L’avvenire affascina e spaventa. L’incapacità di controllarlo, ma anche lo spazio di azione esercitabile da ciascuno, crea aspettative e timori. Qual è la prospettiva di Dio?
Norel Iacob – Quando guardo i pulcini uscire dalle uova nel nido e iniziare a comportarsi istintivamente secondo la loro specie, penso a quello che potremmo comprendere a proposito di noi stessi, della specie umana, se avessimo la prospettiva di un osservatore tanto privilegiato.
Oltre ai comportamenti tipici dell’istinto di sopravvivenza, credo che a un certo punto saremmo affascinati dal modo in cui gli esseri umani sono ammaliati dalla prospettiva del futuro. Dal momento in cui l’idea dell’avvenire entra nella nostra vita, forse attraverso l’attesa del compimento della prima promessa dei nostri genitori, il futuro prende sempre più il sopravvento sulla nostra visione. Infatti, più ci allontaniamo da un’esistenza guidata dall’istinto di sopravvivenza, più ci istruiamo, più siamo incantati e, a un certo punto, diventiamo più dipendenti dal futuro.

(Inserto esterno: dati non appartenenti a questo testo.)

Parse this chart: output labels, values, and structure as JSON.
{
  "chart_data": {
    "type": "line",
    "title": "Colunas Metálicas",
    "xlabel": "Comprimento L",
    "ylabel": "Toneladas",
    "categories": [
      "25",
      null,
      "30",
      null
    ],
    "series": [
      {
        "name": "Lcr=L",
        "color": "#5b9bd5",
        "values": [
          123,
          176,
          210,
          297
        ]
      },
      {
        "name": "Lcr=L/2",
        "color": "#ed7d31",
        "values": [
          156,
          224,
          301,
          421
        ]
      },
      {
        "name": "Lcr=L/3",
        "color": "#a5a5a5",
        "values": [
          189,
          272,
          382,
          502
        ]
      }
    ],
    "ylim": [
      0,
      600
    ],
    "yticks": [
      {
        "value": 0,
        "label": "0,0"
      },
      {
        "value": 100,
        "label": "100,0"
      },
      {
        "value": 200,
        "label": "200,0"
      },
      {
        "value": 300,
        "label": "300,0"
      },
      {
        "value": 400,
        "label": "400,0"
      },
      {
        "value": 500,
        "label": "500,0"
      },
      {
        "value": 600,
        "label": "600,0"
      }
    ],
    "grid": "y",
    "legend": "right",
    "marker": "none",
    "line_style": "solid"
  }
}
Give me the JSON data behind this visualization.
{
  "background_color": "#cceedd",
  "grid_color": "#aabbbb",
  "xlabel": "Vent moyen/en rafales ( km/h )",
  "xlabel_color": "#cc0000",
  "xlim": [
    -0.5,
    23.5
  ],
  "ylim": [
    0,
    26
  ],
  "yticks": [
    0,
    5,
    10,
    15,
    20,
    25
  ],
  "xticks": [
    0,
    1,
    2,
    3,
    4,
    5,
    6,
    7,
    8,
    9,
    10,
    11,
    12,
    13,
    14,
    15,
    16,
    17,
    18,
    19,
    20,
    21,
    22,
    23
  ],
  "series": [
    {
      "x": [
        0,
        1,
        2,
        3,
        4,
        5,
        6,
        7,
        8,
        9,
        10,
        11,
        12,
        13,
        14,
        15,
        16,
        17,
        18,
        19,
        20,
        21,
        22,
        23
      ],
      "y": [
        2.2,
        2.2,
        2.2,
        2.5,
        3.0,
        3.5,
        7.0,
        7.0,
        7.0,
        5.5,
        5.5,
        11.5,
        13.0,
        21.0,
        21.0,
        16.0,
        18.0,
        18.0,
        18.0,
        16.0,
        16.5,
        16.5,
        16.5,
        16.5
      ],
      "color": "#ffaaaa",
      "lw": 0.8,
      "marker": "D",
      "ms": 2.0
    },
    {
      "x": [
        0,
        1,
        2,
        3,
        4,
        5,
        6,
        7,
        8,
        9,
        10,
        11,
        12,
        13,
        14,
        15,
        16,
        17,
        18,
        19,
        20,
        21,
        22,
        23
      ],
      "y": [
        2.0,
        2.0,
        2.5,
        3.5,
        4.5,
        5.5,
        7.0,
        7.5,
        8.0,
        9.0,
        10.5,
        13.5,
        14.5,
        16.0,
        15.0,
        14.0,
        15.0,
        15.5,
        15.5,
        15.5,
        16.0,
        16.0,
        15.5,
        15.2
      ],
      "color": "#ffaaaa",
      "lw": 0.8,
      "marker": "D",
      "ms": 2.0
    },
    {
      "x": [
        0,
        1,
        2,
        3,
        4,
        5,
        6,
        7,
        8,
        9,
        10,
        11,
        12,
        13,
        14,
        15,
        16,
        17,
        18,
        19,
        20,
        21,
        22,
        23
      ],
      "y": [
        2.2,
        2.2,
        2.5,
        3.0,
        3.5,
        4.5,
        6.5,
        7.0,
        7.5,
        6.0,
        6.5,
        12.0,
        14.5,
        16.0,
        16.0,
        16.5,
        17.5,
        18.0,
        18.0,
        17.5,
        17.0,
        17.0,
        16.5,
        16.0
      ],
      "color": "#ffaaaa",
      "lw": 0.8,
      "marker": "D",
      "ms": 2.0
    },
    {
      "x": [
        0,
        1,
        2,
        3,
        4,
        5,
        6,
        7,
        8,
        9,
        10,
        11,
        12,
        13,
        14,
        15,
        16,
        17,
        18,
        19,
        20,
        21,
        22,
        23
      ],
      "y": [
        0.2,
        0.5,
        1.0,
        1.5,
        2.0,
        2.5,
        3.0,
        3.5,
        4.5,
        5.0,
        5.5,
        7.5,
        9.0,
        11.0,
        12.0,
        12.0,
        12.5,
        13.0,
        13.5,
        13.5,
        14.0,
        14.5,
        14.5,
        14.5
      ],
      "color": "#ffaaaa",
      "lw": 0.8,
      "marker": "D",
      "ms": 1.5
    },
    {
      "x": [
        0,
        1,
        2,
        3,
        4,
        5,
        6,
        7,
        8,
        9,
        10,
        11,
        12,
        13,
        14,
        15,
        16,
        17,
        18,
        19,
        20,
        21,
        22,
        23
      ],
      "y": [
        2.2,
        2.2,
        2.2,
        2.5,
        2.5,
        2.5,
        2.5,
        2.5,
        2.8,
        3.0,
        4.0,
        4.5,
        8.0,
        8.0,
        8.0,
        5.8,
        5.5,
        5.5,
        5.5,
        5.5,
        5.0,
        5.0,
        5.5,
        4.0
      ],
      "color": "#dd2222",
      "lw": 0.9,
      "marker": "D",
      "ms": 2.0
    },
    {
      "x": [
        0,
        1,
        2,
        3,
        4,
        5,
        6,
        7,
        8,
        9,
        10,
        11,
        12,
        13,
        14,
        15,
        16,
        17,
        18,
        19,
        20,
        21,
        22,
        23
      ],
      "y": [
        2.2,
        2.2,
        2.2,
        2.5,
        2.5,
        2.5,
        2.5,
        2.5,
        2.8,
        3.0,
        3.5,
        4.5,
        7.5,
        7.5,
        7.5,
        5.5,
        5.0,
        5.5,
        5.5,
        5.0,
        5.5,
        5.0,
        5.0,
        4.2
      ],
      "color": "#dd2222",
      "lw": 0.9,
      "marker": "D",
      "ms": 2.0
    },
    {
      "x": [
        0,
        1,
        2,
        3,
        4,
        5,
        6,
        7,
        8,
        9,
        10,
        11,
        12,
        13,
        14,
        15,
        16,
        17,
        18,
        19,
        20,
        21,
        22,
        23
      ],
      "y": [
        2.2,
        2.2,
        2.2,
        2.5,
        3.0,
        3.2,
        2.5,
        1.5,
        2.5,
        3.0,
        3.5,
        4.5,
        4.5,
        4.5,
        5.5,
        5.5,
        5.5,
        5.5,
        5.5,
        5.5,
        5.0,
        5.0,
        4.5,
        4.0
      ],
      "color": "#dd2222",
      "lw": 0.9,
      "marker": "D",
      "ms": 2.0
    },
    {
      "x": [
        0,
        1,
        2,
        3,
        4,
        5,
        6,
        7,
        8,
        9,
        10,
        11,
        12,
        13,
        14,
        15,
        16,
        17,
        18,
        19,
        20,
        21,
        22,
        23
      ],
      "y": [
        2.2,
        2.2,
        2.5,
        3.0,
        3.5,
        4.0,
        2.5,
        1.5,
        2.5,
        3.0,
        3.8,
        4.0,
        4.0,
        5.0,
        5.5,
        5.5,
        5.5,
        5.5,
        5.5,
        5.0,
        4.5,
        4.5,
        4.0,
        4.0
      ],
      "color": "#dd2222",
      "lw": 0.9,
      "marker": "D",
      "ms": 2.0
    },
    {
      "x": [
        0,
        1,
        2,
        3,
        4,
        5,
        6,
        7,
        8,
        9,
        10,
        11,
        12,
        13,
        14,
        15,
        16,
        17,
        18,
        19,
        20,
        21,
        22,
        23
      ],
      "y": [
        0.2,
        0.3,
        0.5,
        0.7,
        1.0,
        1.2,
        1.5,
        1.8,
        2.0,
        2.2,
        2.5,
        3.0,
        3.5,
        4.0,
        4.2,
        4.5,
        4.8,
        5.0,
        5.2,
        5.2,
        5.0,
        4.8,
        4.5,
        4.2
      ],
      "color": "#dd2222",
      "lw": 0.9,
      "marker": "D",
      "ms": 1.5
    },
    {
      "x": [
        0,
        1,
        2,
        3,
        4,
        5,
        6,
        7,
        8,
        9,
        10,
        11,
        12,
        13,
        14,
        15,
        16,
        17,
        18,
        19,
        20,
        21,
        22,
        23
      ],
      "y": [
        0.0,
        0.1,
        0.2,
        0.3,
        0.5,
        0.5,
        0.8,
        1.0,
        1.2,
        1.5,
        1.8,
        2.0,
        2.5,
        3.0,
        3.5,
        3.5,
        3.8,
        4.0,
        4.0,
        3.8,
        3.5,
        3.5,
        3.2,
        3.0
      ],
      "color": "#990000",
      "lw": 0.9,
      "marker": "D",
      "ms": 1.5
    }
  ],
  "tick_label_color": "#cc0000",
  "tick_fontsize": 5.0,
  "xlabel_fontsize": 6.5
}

Nonostante le ripetute rivoluzioni edonistiche, il fascino dell’avvenire ha un magnetismo che supera i piaceri del presente. Lavoriamo per il futuro, pianifichiamo per esso, risparmiamo per esperienze che verranno, ci consoliamo anticipandolo. Dall’altro lato della bilancia, quando rinunciamo al futuro, rinunciamo a noi stessi…
In altre parole, mentre di solito ci viene consigliato di essere cauti riguardo all’impatto del presente sul nostro futuro, dovremmo essere almeno altrettanto preoccupati dell’effetto del futuro sul nostro presente. Tutti noi ci rendiamo conto, in misura maggiore o minore, che il futuro che cerchiamo di plasmare nel presente, modella a sua volta il nostro presente. Questo paradosso mantiene il futuro in uno stato di costante trasformazione ontologica nelle nostre menti. Dal momento che non possiamo assolutamente né influenzarlo né prevederlo con precisione, probabilmente non saremo mai in grado di stabilire in questa vita la formula della nostra rappresentazione mentale del futuro. L’avvenire rimarrà il campo di gioco in cui determinismo e libero arbitrio continueranno ad aggrovigliare la nostra comprensione. Un gomitolo che dipana impossibilità e probabilità in un numero infinito di modi.
A volte, il futuro ci appare solido e immutabile come una roccia, in altre come un terreno sabbioso che prende forma alla luce delle scelte che compiamo in ogni istante. Se guardiamo al futuro come all’effetto di cause già presenti, possiamo vedere l’ordine ma anche il fatalismo della vita. Se vediamo l’avvenire come il risultato delle nostre libere scelte, diventa un orizzonte, una frontiera affascinante oltre la quale tutto è possibile: i sogni più incredibili e gli incubi più terribili. All’incrocio di queste prospettive, l’incertezza del futuro non è eliminata nemmeno dalle previsioni dei testi sacri della Bibbia. La profezia biblica non è una soluzione alla nostra volontà di addomesticare il futuro, ma un mezzo creativo di comunicazione tra Dio e l’umanità, il cui scopo è salvifico e educativo.
Ed ecco il nostro compito per la vita: imparare sul futuro, facendo pace con il pensiero che non sapremo mai quanto ci siamo avvicinati alla migliore comprensione possibile. Il tempo che verrà continuerà a rappresentare la presenza più reale e allo stesso tempo irreale nel nostro vissuto, l’impulso più visibile e invisibile ad agire in modi che a volte sono inimmaginabili per gli altri, o anche per noi stessi.
In tutto questo mistero, ce n’è un altro che allevia la nostra angoscia. Non sappiamo come (anche se abbiamo varie teorie al riguardo), ma crediamo che Dio abbia domato il futuro. Non conosciamo come, ma per Dio l’avvenire non è un mistero o una nebbia in cui vivere per l’eternità. E la sua cura per noi ci fa credere che non siamo soli di fronte all’ignoto, che non possiamo esplorare oltre un certo limite. Quando abbiamo raggiunto l’estremo punto delle nostre forze, c’è ancora una possibilità: chiudere gli occhi e tendere le mani. Qualcuno è pronto a portarci oltre. Qualcuno che guarda ciò che noi non vediamo.